Winter beans are either combined direct with or without desiccation, or can be combined from the windrow, although the latter is rarely done now, due to the difficulty of setting a swath up on most stubbles for efficient combining. In wet weather the crop dries better as a standing crop.
Where possible crops should be direct combined without desiccation in order to reduce costs and the inevitable losses due to sprayer wheelings, losses can be up to 2.1%, even with 24 metre high clearance sprayers. Desiccation will not advance seed maturity and is slow to act on green stems. If however the crop is weed infested or has some small late set pods desiccation will aid combining. Timing is vital to maximise yield potential and seed quality. Spray when 90% 0f the pods are dry and black and most seed is dry (GS 309)
Winter Beans have the advantage of extending combine usage, as they are usually ready to harvest 7 to 10 days after wheat, early August into September. The large seed is very much slower to dry, compared to small-grained cereals. Because of the crops indeterminate growth habit, uneven ripening often occurs with the lower pods being over dry and the upper ones remaining immature at higher moisture content.
Combining is done with moistures in the range 14 to 20%, when all the pods are dry and black and the seed hard, ideally with less than 10% of the stems remaining green. At low moisture contents shattering can occur. In dry conditions harvesting is best done early in the morning and late evening to avoid damage.
Combine drum speed should be as low as possible (300 to 500 rpm) coupled with wide concave clearance, to eliminate splitting and cracking of the crop. Sieve settings must be wide with maximum fan speed.
Drying and Storage
In the UK beans are normally sold based on a maximum 15% moisture content and a maximum 2% of impurities, with deductions above these levels. Most crops will need drying. There are important differences due to the physical characteristics compared to cereals. Field Beans being large seeded with a thick seed coat are slow to dry in a bulk-drying situation. Uneven drying can often occur due to the low resistance to airflow, particularly with on floor drying systems. The ideal system being ventilated bin- drying systems. With all systems it is preferable to preclean as impurities slow down drying. For long term storage beans must be dried to a maximum of 14% and cooled to 10 degrees C.
Continuous Flow Driers are also used, but are not ideal, because of the distance the moisture has to travel from the centre of the seed; there is a danger of the centre of the seed remaining at high moisture content. This can result in moulds, which are toxic to livestock developing in the cracks and a pasty condition to the meal, which becomes rancid during storage. For seed crops cracking reduces germination. Cracking also reduces premiums over feed for all quality outlets.

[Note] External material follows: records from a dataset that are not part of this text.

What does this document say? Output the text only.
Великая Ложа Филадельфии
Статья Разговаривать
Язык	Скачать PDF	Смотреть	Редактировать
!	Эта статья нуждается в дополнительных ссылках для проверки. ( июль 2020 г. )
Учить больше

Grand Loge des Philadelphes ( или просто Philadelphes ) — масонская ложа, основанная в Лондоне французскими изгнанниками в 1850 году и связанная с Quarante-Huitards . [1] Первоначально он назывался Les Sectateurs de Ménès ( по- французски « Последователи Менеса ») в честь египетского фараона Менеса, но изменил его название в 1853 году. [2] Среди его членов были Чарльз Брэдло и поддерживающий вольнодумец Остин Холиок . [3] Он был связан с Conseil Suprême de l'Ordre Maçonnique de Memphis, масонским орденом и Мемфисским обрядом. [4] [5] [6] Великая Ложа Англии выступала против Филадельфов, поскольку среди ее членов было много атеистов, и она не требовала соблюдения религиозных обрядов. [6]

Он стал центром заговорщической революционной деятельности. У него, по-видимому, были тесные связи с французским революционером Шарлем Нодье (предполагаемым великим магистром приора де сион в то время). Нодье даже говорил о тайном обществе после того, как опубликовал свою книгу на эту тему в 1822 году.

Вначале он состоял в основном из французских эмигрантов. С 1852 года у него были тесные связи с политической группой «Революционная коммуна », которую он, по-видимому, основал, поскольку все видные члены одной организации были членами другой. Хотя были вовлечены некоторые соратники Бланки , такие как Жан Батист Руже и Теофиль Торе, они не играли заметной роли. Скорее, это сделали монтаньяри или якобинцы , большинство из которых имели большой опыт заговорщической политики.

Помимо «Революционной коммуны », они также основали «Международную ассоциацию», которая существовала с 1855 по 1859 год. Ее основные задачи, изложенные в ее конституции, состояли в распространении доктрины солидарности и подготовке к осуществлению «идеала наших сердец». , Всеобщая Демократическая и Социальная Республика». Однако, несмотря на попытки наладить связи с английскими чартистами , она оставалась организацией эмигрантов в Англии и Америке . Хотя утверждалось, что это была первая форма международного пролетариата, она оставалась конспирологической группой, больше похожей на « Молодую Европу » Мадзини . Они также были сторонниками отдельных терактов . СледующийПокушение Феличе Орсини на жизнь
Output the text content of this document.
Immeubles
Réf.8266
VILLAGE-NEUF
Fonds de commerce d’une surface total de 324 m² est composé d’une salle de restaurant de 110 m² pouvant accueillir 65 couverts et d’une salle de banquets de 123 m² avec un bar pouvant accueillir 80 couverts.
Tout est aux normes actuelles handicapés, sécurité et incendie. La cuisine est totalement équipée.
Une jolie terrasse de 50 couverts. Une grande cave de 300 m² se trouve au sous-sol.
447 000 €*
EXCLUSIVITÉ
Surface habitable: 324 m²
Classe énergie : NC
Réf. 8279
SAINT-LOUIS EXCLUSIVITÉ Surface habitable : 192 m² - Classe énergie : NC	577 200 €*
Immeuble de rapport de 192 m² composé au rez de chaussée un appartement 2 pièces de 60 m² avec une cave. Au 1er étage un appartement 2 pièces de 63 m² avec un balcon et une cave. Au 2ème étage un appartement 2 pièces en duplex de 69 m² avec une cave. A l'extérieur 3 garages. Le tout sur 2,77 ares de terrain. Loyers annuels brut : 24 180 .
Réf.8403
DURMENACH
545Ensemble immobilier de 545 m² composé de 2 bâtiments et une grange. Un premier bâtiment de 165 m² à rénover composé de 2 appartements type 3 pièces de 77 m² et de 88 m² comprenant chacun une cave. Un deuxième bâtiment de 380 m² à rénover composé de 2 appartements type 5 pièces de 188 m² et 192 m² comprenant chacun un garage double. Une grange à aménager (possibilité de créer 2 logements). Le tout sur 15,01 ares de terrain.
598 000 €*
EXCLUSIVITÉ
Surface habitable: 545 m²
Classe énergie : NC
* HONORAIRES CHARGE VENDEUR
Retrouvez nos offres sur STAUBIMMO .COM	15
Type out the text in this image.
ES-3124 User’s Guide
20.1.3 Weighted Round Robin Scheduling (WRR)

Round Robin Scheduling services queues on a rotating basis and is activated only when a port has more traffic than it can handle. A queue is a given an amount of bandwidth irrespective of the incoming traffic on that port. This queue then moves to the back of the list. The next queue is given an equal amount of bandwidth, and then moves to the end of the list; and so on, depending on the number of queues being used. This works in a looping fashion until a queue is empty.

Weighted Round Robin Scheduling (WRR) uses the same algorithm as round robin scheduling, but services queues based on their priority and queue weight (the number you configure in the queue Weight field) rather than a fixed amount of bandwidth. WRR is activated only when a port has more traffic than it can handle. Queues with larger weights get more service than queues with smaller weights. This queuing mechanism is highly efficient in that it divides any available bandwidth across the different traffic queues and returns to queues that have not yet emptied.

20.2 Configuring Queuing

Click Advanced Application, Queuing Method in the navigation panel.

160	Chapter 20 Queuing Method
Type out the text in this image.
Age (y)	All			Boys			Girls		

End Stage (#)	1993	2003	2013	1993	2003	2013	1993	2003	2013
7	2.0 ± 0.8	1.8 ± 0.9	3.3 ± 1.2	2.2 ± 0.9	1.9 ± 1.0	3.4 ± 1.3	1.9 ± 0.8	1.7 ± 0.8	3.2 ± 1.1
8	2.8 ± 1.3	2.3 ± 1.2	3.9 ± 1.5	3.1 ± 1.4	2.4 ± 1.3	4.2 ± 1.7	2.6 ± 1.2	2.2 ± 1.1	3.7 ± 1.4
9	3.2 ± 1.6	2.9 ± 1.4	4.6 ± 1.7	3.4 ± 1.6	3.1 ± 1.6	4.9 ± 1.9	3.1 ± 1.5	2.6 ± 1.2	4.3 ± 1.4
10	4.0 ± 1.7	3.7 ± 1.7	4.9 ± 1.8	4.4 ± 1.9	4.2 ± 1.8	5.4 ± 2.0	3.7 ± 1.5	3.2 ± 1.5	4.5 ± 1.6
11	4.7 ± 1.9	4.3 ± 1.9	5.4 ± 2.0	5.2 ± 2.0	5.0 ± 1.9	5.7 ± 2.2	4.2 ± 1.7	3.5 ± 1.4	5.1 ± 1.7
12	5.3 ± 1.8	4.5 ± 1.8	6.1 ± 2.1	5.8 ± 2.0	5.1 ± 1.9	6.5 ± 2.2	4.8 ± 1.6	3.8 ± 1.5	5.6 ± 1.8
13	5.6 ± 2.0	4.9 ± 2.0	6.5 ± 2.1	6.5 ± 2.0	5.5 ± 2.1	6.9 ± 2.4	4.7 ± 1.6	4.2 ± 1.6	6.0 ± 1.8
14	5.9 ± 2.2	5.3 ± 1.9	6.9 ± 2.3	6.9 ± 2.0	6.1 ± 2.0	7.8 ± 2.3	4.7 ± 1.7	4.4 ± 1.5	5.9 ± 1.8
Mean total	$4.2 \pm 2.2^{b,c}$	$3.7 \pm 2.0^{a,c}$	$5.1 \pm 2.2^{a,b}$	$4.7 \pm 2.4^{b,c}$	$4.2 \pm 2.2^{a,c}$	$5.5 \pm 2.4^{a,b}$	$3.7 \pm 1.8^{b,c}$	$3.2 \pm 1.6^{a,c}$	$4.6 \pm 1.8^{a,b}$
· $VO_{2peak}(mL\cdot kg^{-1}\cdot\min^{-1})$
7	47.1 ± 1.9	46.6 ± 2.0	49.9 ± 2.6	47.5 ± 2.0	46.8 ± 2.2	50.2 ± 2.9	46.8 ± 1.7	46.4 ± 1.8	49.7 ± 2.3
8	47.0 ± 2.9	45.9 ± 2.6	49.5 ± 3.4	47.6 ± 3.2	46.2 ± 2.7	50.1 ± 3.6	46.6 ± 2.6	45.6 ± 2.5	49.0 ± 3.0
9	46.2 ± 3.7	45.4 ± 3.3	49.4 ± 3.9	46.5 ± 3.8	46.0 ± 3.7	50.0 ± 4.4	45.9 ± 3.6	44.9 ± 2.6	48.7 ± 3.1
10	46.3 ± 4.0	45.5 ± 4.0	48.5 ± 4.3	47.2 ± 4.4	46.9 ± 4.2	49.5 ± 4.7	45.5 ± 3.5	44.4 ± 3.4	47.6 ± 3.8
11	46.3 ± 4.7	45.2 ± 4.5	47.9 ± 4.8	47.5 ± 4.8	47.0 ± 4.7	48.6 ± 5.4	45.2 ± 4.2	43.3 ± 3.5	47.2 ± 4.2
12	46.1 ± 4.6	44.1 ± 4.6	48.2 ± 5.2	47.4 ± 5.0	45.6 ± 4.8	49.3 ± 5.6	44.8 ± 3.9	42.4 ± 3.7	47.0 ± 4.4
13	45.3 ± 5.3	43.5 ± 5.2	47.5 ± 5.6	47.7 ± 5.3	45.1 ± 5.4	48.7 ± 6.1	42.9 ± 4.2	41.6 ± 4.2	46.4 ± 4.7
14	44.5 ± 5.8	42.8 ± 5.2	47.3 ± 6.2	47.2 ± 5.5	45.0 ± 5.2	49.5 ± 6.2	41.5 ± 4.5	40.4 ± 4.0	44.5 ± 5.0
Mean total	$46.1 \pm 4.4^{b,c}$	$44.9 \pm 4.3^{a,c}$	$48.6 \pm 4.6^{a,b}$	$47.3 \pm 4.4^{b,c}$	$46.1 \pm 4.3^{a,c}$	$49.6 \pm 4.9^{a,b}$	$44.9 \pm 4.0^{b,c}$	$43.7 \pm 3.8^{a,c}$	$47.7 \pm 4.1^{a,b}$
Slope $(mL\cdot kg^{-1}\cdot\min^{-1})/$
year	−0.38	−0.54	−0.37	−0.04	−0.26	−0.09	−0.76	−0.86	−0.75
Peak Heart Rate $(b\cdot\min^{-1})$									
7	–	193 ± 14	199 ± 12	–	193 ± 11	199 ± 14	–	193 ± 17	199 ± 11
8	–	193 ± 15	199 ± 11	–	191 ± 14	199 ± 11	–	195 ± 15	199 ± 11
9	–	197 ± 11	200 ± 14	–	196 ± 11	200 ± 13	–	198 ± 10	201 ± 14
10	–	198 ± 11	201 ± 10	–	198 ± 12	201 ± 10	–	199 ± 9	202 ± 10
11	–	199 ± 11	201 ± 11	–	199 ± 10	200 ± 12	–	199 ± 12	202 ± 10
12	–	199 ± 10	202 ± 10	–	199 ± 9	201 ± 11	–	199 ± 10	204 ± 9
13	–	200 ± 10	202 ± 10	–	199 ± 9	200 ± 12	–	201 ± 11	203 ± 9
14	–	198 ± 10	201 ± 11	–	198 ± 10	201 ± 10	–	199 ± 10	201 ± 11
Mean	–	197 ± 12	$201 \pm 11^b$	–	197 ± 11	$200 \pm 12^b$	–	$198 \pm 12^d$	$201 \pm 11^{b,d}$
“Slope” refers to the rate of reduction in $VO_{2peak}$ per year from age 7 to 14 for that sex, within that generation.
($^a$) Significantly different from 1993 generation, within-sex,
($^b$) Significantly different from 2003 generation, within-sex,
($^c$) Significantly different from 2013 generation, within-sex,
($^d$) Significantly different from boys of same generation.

At moisture contents over 20% it is advised to dry twice to avoid seed cracking and splitting. there should be an appropriate time interval between the two drying processes.
Standard Conveying equipment may need modification to handle beans, chain and flight conveyors and augers can sometimes damage the seed. Bucket elevators often cause problems particularly with high moisture contents, with the beans trapping and squashing between the belts and pulleys. the use of "cage pulleys" allows the beans to fall through without becoming trapped. Both belt conveyors and pneumatic conveying systems are ideal, provided that the airstream of the latter is not excessive.